Skirting along the town's edge as far as she could, she finally turned inward and crossed from packed dirt to gravel mixed between the buildings on a beeline for her target. She was halfway down the last alley when the crunch of gravel under her feet developed an echo from dead ahead of her.

No doors provided shady alcoves in the walls on either side of her, and the end of the alley behind her was too far to reach in time. Fighting her flight response, Amber slowed her pace down to a stroll and ducked her head, continuing on her way as though her legs didn't itch to bolt for the safest, darkest corner she could find and wait out whoever might see her run.

The man who rounded the corner ahead was tall, with the fringe of a long coat swaying around his knees. Amber couldn't make out more than his silhouette, but the way his hat's brim tilted as he turned down the alley let her know he'd seen her.

"Evenin'," the man grunted without breaking stride.

"Mhm." Amber mumbled gruffly, as if masking her voice would make her sound more like someone he knew. But the man passed her by without even turning his head.

Amber didn't dare look back, in case her acquaintance watched her for the same. When she reached the end of the alley, however, she could look back as she turned. If he'd taken any interest, knowing would be her only defense. At last, when her body turned right, her head and eyes followed the movement just a bit more to throw back a glance⁠—

The man hadn't stopped to watch or even changed his pace, still mid-way to the other end of the street. Putting the corner between them, Amber breathed out her jitters. Dyne was right, you could get away with a lot if you pretended you were supposed to be there. Hurrying across a road, Amber disappeared into the shadows behind the building she wanted.

A back door lock was easy to break, and the power lead to an alarm even simpler. Closing it behind her, Amber stepped slowly across a tile floor. Aisle after aisle of tiny boxes presented themselves to her in the muted glow of a streetlight coming in through far windows. This wasn't a colonial doctor's practice, in fact far better⁠—a pharmacy. Every drug she'd memorized in any of Deep Winter's chemistry classes, and thousands more besides. And behind a counter, instruments to mix up a response to whatever knew bacterial or viral threat a colonist on a far-flung world might encounter. Everything she needed to mix up a new supply of smoothers.

She got to work at once. Only five or six hours before daybreak, and she couldn't be sure how early the owner came in. Finding the mental health aisle, she flipped boxes and speed-read through the ingredients fine-printed on the back of every box. Selected a handful with the lowest count of ingredients aside from what she needed, she swept full stocks of certain medications into her arms and dumped them onto the counter in the micro-lab.

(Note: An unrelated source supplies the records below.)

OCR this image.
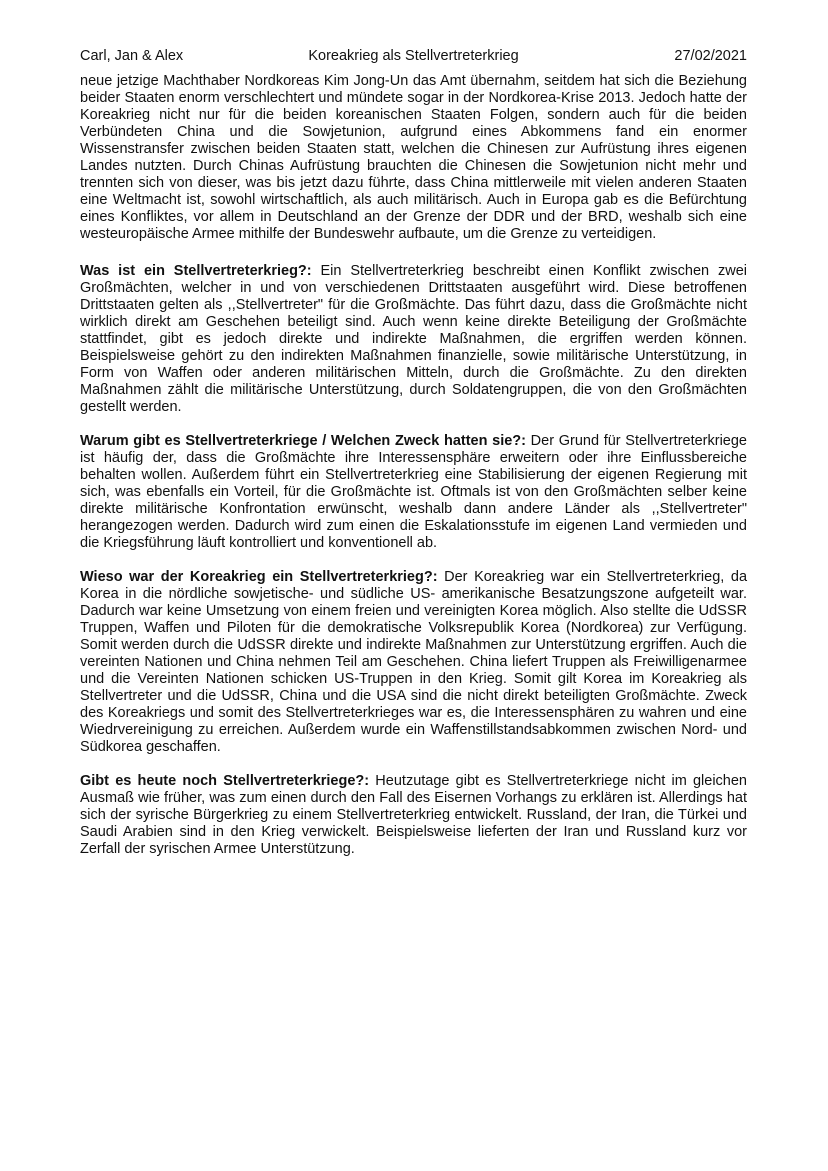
Carl, Jan & Alex	Koreakrieg als Stellvertreterkrieg	27/02/2021

neue jetzige Machthaber Nordkoreas Kim Jong-Un das Amt übernahm, seitdem hat sich die Beziehung beider Staaten enorm verschlechtert und mündete sogar in der Nordkorea-Krise 2013. Jedoch hatte der Koreakrieg nicht nur für die beiden koreanischen Staaten Folgen, sondern auch für die beiden Verbündeten China und die Sowjetunion, aufgrund eines Abkommens fand ein enormer Wissenstransfer zwischen beiden Staaten statt, welchen die Chinesen zur Aufrüstung ihres eigenen Landes nutzten. Durch Chinas Aufrüstung brauchten die Chinesen die Sowjetunion nicht mehr und trennten sich von dieser, was bis jetzt dazu führte, dass China mittlerweile mit vielen anderen Staaten eine Weltmacht ist, sowohl wirtschaftlich, als auch militärisch. Auch in Europa gab es die Befürchtung eines Konfliktes, vor allem in Deutschland an der Grenze der DDR und der BRD, weshalb sich eine westeuropäische Armee mithilfe der Bundeswehr aufbaute, um die Grenze zu verteidigen.

Was ist ein Stellvertreterkrieg?: Ein Stellvertreterkrieg beschreibt einen Konflikt zwischen zwei Großmächten, welcher in und von verschiedenen Drittstaaten ausgeführt wird. Diese betroffenen Drittstaaten gelten als ,,Stellvertreter" für die Großmächte. Das führt dazu, dass die Großmächte nicht wirklich direkt am Geschehen beteiligt sind. Auch wenn keine direkte Beteiligung der Großmächte stattfindet, gibt es jedoch direkte und indirekte Maßnahmen, die ergriffen werden können. Beispielsweise gehört zu den indirekten Maßnahmen finanzielle, sowie militärische Unterstützung, in Form von Waffen oder anderen militärischen Mitteln, durch die Großmächte. Zu den direkten Maßnahmen zählt die militärische Unterstützung, durch Soldatengruppen, die von den Großmächten gestellt werden.

Warum gibt es Stellvertreterkriege / Welchen Zweck hatten sie?: Der Grund für Stellvertreterkriege ist häufig der, dass die Großmächte ihre Interessensphäre erweitern oder ihre Einflussbereiche behalten wollen. Außerdem führt ein Stellvertreterkrieg eine Stabilisierung der eigenen Regierung mit sich, was ebenfalls ein Vorteil, für die Großmächte ist. Oftmals ist von den Großmächten selber keine direkte militärische Konfrontation erwünscht, weshalb dann andere Länder als ,,Stellvertreter" herangezogen werden. Dadurch wird zum einen die Eskalationsstufe im eigenen Land vermieden und die Kriegsführung läuft kontrolliert und konventionell ab.

Wieso war der Koreakrieg ein Stellvertreterkrieg?: Der Koreakrieg war ein Stellvertreterkrieg, da Korea in die nördliche sowjetische- und südliche US- amerikanische Besatzungszone aufgeteilt war. Dadurch war keine Umsetzung von einem freien und vereinigten Korea möglich. Also stellte die UdSSR Truppen, Waffen und Piloten für die demokratische Volksrepublik Korea (Nordkorea) zur Verfügung. Somit werden durch die UdSSR direkte und indirekte Maßnahmen zur Unterstützung ergriffen. Auch die vereinten Nationen und China nehmen Teil am Geschehen. China liefert Truppen als Freiwilligenarmee und die Vereinten Nationen schicken US-Truppen in den Krieg. Somit gilt Korea im Koreakrieg als Stellvertreter und die UdSSR, China und die USA sind die nicht direkt beteiligten Großmächte. Zweck des Koreakriegs und somit des Stellvertreterkrieges war es, die Interessensphären zu wahren und eine Wiedrvereinigung zu erreichen. Außerdem wurde ein Waffenstillstandsabkommen zwischen Nord- und Südkorea geschaffen.

Gibt es heute noch Stellvertreterkriege?: Heutzutage gibt es Stellvertreterkriege nicht im gleichen Ausmaß wie früher, was zum einen durch den Fall des Eisernen Vorhangs zu erklären ist. Allerdings hat sich der syrische Bürgerkrieg zu einem Stellvertreterkrieg entwickelt. Russland, der Iran, die Türkei und Saudi Arabien sind in den Krieg verwickelt. Beispielsweise lieferten der Iran und Russland kurz vor Zerfall der syrischen Armee Unterstützung.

She needed two compounds: cyclodexione-4 and miso-olanzapine. The first was easy enough, almost common as a bipolar integration drug. Several bipolar medications in her haul contained it, the only work to be done was separating it out. Miso-olanzapine was trickier, an anti-psychotic she'd have to mix herself. Olanzapine itself, as an atypical anti-psychotic available over counters like this one, was an easy enough base, but she'd have to induce the right chemical changes to make what she needed. Fortunately, after her team had rescued a decommissioned Deep Winter from ONI storage years ago, he'd told them all he'd learned of the drugs. And Erin insisted they learn how to make them, were they ever in such dire straights.

Gathering capsules, beakers, and the base for a tiny electric centrifuge, Amber tore open a bottle of pills and started grinding with mortar and pestle.